Karywan melintas di dekat layar pergerakan indeks harga saham gabungan (IHSG) di Bursa Efek Indonesia, Jakarta, Selasa (20/9/2022). Bisnis/Fanny Kusumawardhani
Karywan melintas di dekat layar pergerakan indeks harga saham gabungan (IHSG) di Bursa Efek Indonesia, Jakarta, Selasa (20/9/2022). Bisnis/Fanny Kusumawardhani

Bisnis.com, JAKARTA — Bank Indonesia (BI) telah menaikkan suku bunga acuan BI 7-day repo rate (BI7DRR) sebesar 50 basis poin (bps) pada September 2022, dan diperkirakan berpotensi kembali meningkatkan suku bunga menjelang pengujung tahun.

Senior Economist DBS Bank Radhika Rao menjelaskan kenaikan suku bunga menjadi 4,25 persen tersebut lebih besar dari perkiraan.

“DBS Group Research memperkirakan kenaikan suku bunga BI 75 bps setidak-tidaknya pada akhir 2022 menjadi 5 persen dengan risiko peningkatan di luar ekspektasi,” ujarnya dalam riset, dikutip Rabu (5/10/2022).

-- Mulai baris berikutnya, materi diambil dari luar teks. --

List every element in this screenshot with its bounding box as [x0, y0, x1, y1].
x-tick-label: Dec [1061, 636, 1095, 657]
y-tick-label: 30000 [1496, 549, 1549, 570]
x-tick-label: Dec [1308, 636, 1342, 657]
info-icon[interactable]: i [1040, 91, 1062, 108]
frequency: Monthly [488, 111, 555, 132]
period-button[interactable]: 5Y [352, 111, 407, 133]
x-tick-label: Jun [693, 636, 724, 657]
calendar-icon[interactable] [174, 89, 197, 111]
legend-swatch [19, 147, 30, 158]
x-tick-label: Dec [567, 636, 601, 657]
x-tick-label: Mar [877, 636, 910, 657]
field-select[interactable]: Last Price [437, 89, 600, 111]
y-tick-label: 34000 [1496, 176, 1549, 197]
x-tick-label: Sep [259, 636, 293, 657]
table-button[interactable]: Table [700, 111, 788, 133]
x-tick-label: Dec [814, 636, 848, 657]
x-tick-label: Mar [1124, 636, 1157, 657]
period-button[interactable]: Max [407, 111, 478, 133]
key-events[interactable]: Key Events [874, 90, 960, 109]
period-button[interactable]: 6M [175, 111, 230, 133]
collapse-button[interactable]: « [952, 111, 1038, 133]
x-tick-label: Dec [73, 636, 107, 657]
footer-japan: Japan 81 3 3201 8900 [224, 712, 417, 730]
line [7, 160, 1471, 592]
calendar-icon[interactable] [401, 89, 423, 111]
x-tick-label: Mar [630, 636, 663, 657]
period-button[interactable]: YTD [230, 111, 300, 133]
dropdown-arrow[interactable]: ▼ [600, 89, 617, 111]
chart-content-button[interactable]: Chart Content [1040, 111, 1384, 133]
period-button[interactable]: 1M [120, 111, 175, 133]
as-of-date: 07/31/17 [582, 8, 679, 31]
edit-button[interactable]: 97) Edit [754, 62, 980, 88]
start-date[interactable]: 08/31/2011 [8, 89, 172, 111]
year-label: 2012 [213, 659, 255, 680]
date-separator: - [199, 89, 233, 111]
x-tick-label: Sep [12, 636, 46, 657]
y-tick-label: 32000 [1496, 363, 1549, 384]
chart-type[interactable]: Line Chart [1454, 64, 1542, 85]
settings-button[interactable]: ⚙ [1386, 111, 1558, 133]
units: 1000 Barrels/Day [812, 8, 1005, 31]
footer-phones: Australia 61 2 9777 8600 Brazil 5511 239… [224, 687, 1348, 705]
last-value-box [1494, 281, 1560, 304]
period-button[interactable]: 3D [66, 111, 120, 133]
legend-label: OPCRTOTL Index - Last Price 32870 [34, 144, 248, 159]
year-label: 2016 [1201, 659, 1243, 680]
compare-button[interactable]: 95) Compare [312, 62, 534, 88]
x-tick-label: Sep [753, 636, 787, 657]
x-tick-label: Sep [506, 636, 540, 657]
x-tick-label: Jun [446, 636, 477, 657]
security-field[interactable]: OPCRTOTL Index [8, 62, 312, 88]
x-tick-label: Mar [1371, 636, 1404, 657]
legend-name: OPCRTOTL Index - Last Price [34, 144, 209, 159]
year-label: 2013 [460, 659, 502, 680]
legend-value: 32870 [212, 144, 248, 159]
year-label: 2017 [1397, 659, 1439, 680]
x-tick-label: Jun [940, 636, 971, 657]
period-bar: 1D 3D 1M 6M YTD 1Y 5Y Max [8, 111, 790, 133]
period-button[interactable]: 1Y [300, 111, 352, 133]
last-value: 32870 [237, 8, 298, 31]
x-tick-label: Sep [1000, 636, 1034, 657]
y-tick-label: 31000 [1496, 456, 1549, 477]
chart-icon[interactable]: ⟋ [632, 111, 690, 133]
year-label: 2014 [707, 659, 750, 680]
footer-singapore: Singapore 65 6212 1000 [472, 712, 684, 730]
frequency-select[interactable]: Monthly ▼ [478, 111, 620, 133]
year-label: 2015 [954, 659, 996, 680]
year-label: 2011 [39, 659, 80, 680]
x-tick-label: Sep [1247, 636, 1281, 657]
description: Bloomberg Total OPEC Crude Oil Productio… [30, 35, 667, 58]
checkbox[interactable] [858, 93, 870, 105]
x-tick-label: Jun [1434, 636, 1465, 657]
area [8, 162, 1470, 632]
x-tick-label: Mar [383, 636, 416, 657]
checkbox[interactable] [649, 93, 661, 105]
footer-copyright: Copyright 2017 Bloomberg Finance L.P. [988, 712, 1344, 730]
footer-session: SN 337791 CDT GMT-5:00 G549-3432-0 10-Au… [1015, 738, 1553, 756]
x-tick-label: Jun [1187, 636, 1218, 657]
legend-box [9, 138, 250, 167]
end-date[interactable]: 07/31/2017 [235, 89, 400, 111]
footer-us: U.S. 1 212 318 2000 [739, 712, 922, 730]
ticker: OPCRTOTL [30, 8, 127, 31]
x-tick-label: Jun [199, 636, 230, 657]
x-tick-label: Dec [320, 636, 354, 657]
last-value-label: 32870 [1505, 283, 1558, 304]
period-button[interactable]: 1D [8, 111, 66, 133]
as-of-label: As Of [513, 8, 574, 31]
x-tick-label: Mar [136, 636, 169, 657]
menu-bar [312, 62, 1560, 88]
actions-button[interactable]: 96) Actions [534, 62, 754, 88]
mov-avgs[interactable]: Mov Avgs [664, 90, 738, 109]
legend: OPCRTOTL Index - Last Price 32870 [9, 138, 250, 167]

Radhika melanjutkan, arah kebijakan BI tidak akan melunak seiring dengan risiko dua arah, yakni inflasi domestik yang meningkat akibat kenaikan harga BBM, dan tekanan mata uang akibat menguatnya dolar AS karena kebijakan Bank Sentral AS (The Fed) yang cenderung hawkish terlepas dari kuatnya neraca perdagangan.

Selain itu, ketahanan dalam tren pertumbuhan ekonomi juga mendorong pembuat kebijakan untuk melakukan tindakan agresif secara dini, ketimbang melakukannya secara berangsur-angsur.

Di sisi lain, BI juga kemungkinan akan melanjutkan operation twist untuk mengendalikan suku bunga jangka panjang.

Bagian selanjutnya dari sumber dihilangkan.